Here are the “players” (the names/people in the segment):

David Greene: Host of the Program
Shankar Vedantam: the reporter for this segment, a social science researcher
Laura Cray: a researcher at the Haas School of Business at the University of California, Berkeley

Some excerpts (please read carefully) from the segment:

LAURA CRAY: What I found is firstly that men tend to have more lenient ethical standards than women, and secondly, that negotiators are more likely to tell a blatant lie to a female counterpart than a male counterpart.

VEDANTAM: So both men and women, when they’re asked to represent the buyer (in an imaginary real estate negotiation), they seem to come to different conclusions. Men are more willing to lie on behalf of the buyer and say they are not planning to turn this project into a commercial project. Women are more likely to be upfront and tell the truth.

GREENE: So let me stop you there. She’s basically saying that men are morally inferior to women.?

GREENE: That men are more willing to just lie on behalf of who they representing?

VEDANTAM: You know, psychologically, David, that is one way to put it. But there’s something else going on. In a study that Kray conducted with Michael Haselhuhn, she found that men tend to apply ethical principles egocentrically. And what that means is that when an ethical decision affects them negatively, they’re likely to perceive the situation as being unethical. But when the situation benefits them, they’re likely to say: Well, it’s a gray area – it’s not such a big deal.

GREENE: So let me just make sure I understand that. If a man is representing the person who is selling the house, they’re going to say: Hey, the buyer should be honest here, they should be ethical, they should admit that their intention is to turn this into a big condo unit. But if they’re actually representing the buyer they might say: Oh, it’s fine, this is business, I don’t need to tell you I’m going to turn this into a condo.

GREENE: So these differences in sort of ethical thinking, do these researchers think that they say a lot about women and their comfort or discomfort with the world of business?

VEDANTAM: I think that’s exactly what they’re saying. They are saying at in every step of the process, right from business school on to the actual corporate world, women are confronting a triple hurdle. The first hurdle is that men are more willing to accept jobs that involve ethical compromise. Men seem to be less plagued by ethical doubt. And women are not only plagued by ethical doubt, they’re actually targeted for deception.

And some observations.

First, maybe men really are not as ethical as women. (Have you ever suspected this?  I think I have…)

Second, this may mean that… men are simply not very ethical. What does this say about ethics, corruption, “blind spots” in our society — a society where men make up far more positions of power and authority than women?

Third (an issue the segment raises), maybe this is part of what leads to lower numbers of women entering business.

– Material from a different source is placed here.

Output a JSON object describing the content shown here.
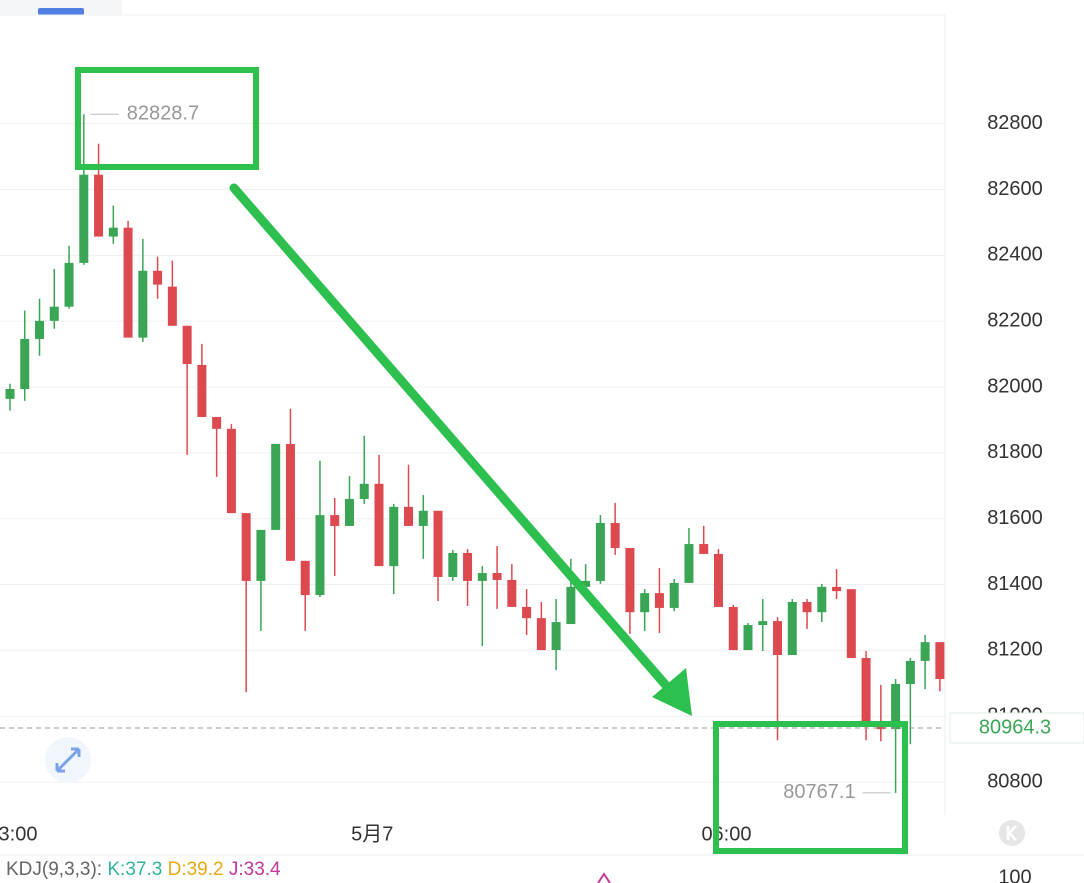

But,

It’s her hope (Ms. Cray) that if women actually understand the way they’re thinking about business, that they actually understand that process, they will find a way to stay in the game and also stay ethical.

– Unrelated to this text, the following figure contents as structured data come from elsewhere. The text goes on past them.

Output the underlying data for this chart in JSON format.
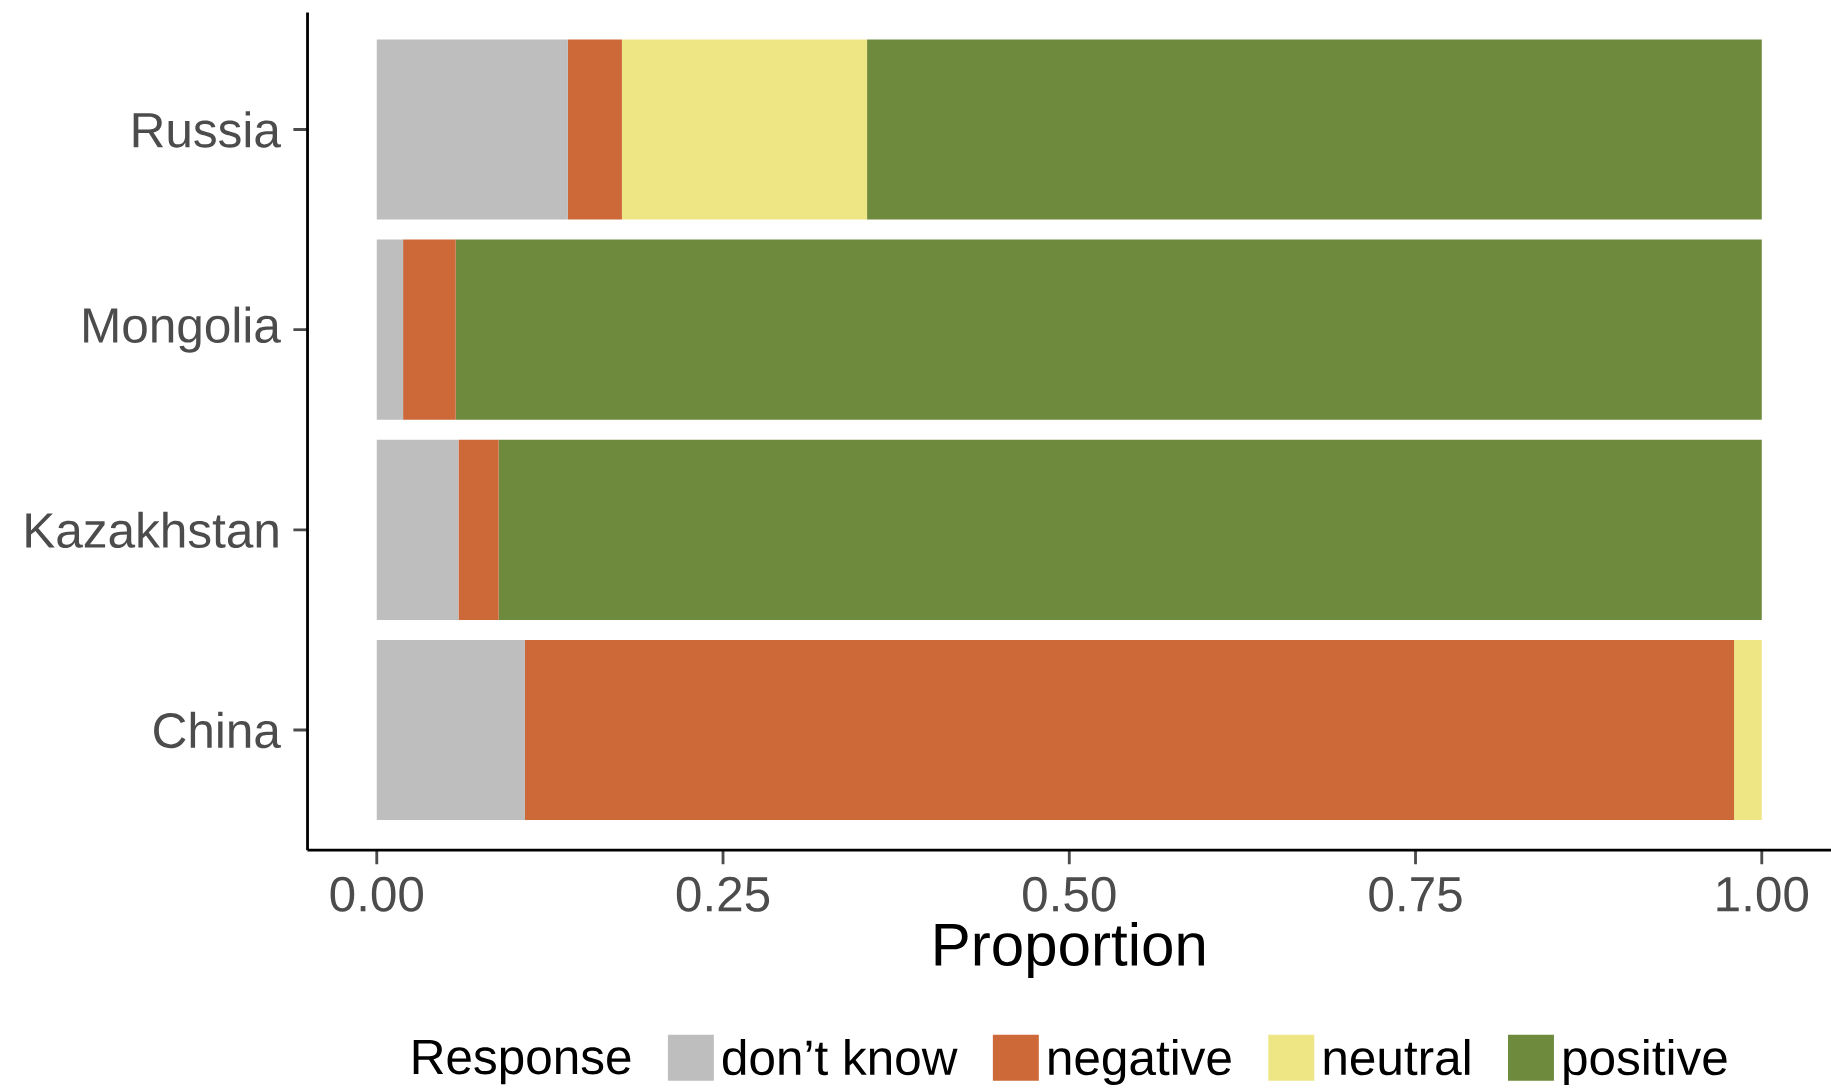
{
  "chart_data": {
    "type": "bar",
    "orientation": "horizontal",
    "stacked": true,
    "xlabel": "Proportion",
    "legend_title": "Response",
    "legend": "bottom",
    "categories": [
      "Russia",
      "Mongolia",
      "Kazakhstan",
      "China"
    ],
    "xlim": [
      -0.05,
      1.05
    ],
    "xticks": [
      {
        "value": 0,
        "label": "0.00"
      },
      {
        "value": 0.25,
        "label": "0.25"
      },
      {
        "value": 0.5,
        "label": "0.50"
      },
      {
        "value": 0.75,
        "label": "0.75"
      },
      {
        "value": 1,
        "label": "1.00"
      }
    ],
    "series": [
      {
        "name": "don’t know",
        "color": "#bebebe",
        "values": [
          0.138,
          0.019,
          0.059,
          0.107
        ]
      },
      {
        "name": "negative",
        "color": "#cd6839",
        "values": [
          0.039,
          0.038,
          0.029,
          0.873
        ]
      },
      {
        "name": "neutral",
        "color": "#eee685",
        "values": [
          0.177,
          0,
          0,
          0.02
        ]
      },
      {
        "name": "positive",
        "color": "#6e8b3d",
        "values": [
          0.646,
          0.943,
          0.912,
          0
        ]
      }
    ]
  }
}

I think men have some ethical (make that unethical) facing up to do…

And, let’s remember — there is a difference between what one can get away with  “legally,” and what is right, ethical, “noble.”

One thought on “Maybe Women Simply are More Ethical than Men

  1. No, not all men are unethical.

    But, maybe, these observations (by a researcher from U C Berkeley, and a social science researcher) might make more people think about ethical issues.

    And, there are plenty of examples of “wide-spread” ethical…”lapses” might be the word. Think of all the lapses that helped lead to the financial collapse in 2008 (Like Michael Lewis chronicles, among the mortgage companies especially, in The Big Short).

    I found the segment through-provoking. And, I think it helps prompt a conversation worth pursing.